Jennifer Fader - August 10th, 2007 at 7:56 am
Food is totally suggestive. There’s only one place I’ll ever eat peanuts is at the ballpark, and that’s mostly because I see other people eating it.
Well, that, and because Colorado Rockies games are so boring, I need something else to do, like unshell peanuts.
Does Dodger Stadium require you to cut up your apples? Or can you bring them in whole?
wskrz - August 10th, 2007 at 12:05 pm
I just got back from a vacation in Vegas where the food options are “cheap junk” or “exorbitant and OK”. Personally, I would eat the Panda Express vegetable fried rice and take an Alli. I know it’s not technically meant for people who aren’t actually overweight but I have been using it that way and I’m happy so far. You’re a doctor, tell me if I’m gonna die.

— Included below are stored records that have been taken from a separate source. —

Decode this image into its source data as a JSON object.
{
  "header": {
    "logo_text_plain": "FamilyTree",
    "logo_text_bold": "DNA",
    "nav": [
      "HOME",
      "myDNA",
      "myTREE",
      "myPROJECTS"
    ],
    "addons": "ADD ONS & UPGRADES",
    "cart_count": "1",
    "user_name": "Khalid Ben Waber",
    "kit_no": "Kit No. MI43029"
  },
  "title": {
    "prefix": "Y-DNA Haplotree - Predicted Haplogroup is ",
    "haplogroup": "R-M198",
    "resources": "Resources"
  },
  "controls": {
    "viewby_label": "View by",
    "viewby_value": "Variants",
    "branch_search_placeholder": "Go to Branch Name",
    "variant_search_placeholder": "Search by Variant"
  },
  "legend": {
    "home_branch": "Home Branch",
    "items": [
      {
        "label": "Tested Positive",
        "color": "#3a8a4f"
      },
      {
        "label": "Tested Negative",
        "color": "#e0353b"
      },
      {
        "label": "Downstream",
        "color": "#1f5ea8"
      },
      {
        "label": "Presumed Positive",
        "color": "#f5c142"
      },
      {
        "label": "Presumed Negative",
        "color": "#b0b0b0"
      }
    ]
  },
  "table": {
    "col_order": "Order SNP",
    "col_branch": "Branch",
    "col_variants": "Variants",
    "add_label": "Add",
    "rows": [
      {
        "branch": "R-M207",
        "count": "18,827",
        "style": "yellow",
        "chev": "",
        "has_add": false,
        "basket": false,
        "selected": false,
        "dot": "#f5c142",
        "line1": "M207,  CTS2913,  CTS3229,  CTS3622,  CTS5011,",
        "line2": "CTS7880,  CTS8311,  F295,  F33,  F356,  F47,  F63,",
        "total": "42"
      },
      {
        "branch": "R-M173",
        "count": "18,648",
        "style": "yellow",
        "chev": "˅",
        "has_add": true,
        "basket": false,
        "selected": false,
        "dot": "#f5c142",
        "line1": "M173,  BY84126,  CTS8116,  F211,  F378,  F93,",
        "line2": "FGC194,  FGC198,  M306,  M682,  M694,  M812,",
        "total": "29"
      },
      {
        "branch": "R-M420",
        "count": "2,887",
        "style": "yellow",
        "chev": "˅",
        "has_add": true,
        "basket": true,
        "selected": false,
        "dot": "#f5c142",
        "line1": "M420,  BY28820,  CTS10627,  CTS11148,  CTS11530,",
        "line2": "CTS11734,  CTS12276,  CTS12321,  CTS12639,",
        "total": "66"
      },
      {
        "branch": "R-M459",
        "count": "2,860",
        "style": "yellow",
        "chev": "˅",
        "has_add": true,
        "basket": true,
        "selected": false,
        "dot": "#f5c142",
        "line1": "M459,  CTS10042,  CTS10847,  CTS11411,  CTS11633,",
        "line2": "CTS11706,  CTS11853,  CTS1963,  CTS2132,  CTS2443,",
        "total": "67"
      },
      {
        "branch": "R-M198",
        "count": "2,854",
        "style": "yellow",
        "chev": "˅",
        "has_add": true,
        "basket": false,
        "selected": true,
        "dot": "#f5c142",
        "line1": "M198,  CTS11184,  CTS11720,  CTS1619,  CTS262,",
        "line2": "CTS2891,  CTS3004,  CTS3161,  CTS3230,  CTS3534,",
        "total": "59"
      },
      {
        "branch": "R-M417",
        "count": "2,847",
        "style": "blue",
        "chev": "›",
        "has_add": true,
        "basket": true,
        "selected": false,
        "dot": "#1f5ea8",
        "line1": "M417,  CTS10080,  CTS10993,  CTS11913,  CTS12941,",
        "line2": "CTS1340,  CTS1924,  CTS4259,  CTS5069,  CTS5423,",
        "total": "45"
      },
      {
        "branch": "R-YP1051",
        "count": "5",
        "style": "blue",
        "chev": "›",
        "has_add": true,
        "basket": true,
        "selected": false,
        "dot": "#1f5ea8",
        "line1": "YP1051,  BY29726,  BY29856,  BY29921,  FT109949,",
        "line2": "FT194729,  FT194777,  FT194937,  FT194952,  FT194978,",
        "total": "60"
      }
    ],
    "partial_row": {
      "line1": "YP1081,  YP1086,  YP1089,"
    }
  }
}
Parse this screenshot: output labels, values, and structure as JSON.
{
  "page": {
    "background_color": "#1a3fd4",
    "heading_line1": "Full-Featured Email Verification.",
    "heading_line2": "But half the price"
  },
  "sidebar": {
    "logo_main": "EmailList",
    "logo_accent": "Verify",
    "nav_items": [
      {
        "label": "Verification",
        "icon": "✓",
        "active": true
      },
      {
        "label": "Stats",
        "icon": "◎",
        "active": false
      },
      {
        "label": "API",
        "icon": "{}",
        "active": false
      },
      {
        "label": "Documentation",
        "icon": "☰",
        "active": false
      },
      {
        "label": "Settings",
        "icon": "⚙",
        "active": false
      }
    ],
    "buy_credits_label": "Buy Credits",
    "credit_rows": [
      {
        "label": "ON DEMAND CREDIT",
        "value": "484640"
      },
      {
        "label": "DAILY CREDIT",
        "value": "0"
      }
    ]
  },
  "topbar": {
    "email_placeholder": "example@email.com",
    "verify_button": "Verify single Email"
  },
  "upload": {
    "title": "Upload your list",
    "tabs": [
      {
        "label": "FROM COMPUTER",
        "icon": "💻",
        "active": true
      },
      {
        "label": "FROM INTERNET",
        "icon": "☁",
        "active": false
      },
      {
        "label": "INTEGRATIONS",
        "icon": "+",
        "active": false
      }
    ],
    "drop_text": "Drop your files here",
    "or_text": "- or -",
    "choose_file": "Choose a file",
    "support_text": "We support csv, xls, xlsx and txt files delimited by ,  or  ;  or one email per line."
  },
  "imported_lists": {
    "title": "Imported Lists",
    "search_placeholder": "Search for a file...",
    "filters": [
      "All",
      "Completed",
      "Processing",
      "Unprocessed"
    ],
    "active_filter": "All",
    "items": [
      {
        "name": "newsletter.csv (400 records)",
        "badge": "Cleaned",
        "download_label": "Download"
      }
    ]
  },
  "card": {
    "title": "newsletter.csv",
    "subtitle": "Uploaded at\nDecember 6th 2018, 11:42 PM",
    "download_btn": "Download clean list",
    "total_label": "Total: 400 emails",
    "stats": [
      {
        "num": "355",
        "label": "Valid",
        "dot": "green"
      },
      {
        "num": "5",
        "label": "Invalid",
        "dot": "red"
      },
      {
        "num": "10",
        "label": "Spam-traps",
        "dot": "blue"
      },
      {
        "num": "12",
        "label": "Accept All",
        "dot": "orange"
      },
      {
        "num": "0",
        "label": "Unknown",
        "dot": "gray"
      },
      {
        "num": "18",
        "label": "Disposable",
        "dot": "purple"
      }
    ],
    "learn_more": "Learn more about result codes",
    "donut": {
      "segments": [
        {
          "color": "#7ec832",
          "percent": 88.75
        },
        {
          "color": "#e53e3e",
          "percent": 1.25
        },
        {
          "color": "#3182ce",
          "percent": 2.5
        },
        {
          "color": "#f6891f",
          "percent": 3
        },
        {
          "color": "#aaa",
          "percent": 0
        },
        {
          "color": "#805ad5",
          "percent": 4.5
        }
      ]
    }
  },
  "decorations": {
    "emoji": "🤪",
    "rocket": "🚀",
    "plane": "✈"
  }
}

pupok - August 10th, 2007 at 8:32 pm
Once again, LA proves that it’s not really part of California. For crying out loud, can there be one vegetarian option on the freaking menu? Just because I don’t eat meat doesn’t mean I don’t like eating crap just like everyone else! At least in SF I can get a veggie dog. Course at Wrigley Field I’d be hosed too, but at least that’s a real ball park
liz - August 12th, 2007 at 12:30 am
I really hate seeing kids who are obese, because it shows that their parents just don’t care about them. Sure be a fat Mom, or Dad, but don’t let your kids suffer along in fatness like you. Because when they grow up; don’t think for one minute they aren’t going to be completely pissed off at you for letting them get like that.
Don’t you have the BBC show “Honey we’re killing the kids!” in America yet?
I’m a big girl, no lies. But I’m really fit, and I always take my own food along to tempting places. (And you’ll never snap me in a mini-skirt, babe!)